The rupee’s slide against the dollar is hurting domestic airlines, as 30-40 per cent of their expenses are estimated to be in dollars. Today, the rupee fell to a year’s low of 57/dollar in intra-day trade.
For sales in foreign markets, airlines earn in dollars. They also earn cash credits in dollars from aircraft and engine manufacturers on delivery but these earnings are non-recurring. Airlines with substantial international operations such as Air India and Jet Airways have a natural hedge against the rising dollar, because these companies also earn substantial foreign currency.
However, for low-cost airlines such as IndiGo, SpiceJet and GoAir, the scope of foreign earnings is limited. Lease and maintenance rentals of aircraft, salaries to expatriate pilots, parking and landing costs at international airports and jet fuel costs are dollar-denominated.
“About a third of our revenue comes in dollars and about 40 per cent of the expenses are in that currency. Over the last two months, the rupee has fallen about six per cent. So, we are going to see an impact in our costs. We have a natural hedge, but our revenue does not fully cover our dollar expenses. Eight to 10 per cent of the expenses are uncovered,” said a Jet Airways executive.
Other low-cost carriers are trying to increase dollar revenue by increasing sales in foreign markets. Only about 10 per cent of SpiceJet’s revenue came from international markets, a source said. IndiGo and SpiceJet did not respond to email queries for this story.

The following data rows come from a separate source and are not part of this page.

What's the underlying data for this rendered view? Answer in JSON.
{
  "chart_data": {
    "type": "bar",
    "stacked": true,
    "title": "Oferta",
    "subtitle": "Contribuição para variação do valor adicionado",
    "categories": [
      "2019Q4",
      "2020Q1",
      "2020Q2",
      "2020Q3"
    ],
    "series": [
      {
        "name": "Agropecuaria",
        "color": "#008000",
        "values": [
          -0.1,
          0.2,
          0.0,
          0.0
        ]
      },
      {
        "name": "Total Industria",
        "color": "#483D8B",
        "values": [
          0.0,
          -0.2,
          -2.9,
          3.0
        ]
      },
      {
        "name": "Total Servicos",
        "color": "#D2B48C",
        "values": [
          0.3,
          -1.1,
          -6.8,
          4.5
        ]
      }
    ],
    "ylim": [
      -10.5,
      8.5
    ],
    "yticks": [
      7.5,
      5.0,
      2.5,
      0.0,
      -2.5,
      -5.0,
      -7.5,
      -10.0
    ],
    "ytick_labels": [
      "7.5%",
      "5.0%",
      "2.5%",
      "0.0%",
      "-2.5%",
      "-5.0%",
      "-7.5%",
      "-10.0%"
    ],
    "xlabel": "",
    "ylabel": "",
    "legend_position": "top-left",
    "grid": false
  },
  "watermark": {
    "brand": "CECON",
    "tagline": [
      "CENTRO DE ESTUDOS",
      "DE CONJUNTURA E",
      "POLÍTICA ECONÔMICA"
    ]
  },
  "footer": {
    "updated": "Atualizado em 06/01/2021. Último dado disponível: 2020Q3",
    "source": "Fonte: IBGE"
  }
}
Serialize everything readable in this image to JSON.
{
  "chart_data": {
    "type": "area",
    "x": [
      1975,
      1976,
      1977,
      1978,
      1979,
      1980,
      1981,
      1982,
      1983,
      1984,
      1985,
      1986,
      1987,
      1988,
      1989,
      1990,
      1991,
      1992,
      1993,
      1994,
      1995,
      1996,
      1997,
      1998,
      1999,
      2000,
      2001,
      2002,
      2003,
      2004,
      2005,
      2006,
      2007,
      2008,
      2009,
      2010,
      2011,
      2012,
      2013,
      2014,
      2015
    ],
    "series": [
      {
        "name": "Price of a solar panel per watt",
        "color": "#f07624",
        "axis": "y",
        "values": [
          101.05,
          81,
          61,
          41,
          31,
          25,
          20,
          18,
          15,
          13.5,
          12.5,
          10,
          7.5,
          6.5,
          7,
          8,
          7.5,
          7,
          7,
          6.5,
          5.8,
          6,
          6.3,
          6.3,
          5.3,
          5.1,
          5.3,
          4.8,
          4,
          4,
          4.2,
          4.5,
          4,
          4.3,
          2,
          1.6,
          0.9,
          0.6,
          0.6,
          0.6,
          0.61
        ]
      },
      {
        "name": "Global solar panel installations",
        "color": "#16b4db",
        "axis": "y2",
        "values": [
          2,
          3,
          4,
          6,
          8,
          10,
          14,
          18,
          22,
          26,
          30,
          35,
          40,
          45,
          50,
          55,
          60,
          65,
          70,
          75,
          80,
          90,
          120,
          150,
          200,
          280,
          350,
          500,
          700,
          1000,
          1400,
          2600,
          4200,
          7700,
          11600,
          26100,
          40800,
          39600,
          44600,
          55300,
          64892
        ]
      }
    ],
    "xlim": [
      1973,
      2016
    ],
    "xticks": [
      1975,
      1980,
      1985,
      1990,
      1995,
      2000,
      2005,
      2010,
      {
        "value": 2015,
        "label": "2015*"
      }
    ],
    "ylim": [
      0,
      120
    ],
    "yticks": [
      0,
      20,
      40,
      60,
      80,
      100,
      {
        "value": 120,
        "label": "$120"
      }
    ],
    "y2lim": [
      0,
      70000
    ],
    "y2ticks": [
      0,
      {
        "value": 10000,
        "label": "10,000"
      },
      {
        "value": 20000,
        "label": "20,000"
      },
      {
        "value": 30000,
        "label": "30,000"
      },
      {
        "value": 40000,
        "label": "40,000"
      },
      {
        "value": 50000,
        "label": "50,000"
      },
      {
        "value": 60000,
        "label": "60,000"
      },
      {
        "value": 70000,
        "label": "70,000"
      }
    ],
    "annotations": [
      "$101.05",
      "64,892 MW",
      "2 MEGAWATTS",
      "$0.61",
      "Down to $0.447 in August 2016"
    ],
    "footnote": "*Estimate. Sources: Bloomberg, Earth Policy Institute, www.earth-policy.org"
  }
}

“At the moment, revenues in US dollars are marginal. However, as soon as we are allowed to start operating international flights, we forecast a more robust inflow in foreign currencies,” said GoAir chief executive Giorgio De Roni. “The devaluation of the rupee against the dollar has a significant negative impact on the airline’s cost structure. In fact, aircraft lease, most maintenance related costs and insurance costs are in dollars. Further, the weakness of the rupee translates into higher oil costs, a consistent downtrend of oil in international markets notwithstanding,” he added.
The fact that the second quarter (July-September) is traditionally weak is another concern for airline executives. Currently, the average fare in the domestic market is Rs 5,500-6,000 and it is expected this would fall, as the demand for travel drops with the reopening of schools and colleges. “The costs would remain high, but we wouldn’t be able to charge higher fares,” said an airline source.
The second quarter, however, is good for international business. Jet Airways is expecting an increase in dollar earnings. “Forward bookings on international routes are strong,” said the Jet executive. All the three listed airlines recorded losses in 2012-13 — Jet Airways saw a loss of Rs 485 crore on revenue of Rs 16,852 crore, while SpiceJet recorded a loss of Rs 191 crore on revenue of Rs 5,700 crore. Kingfisher, which had suspended operations in October, recorded a loss of Rs 4,301 crore on revenue of Rs 500 crore.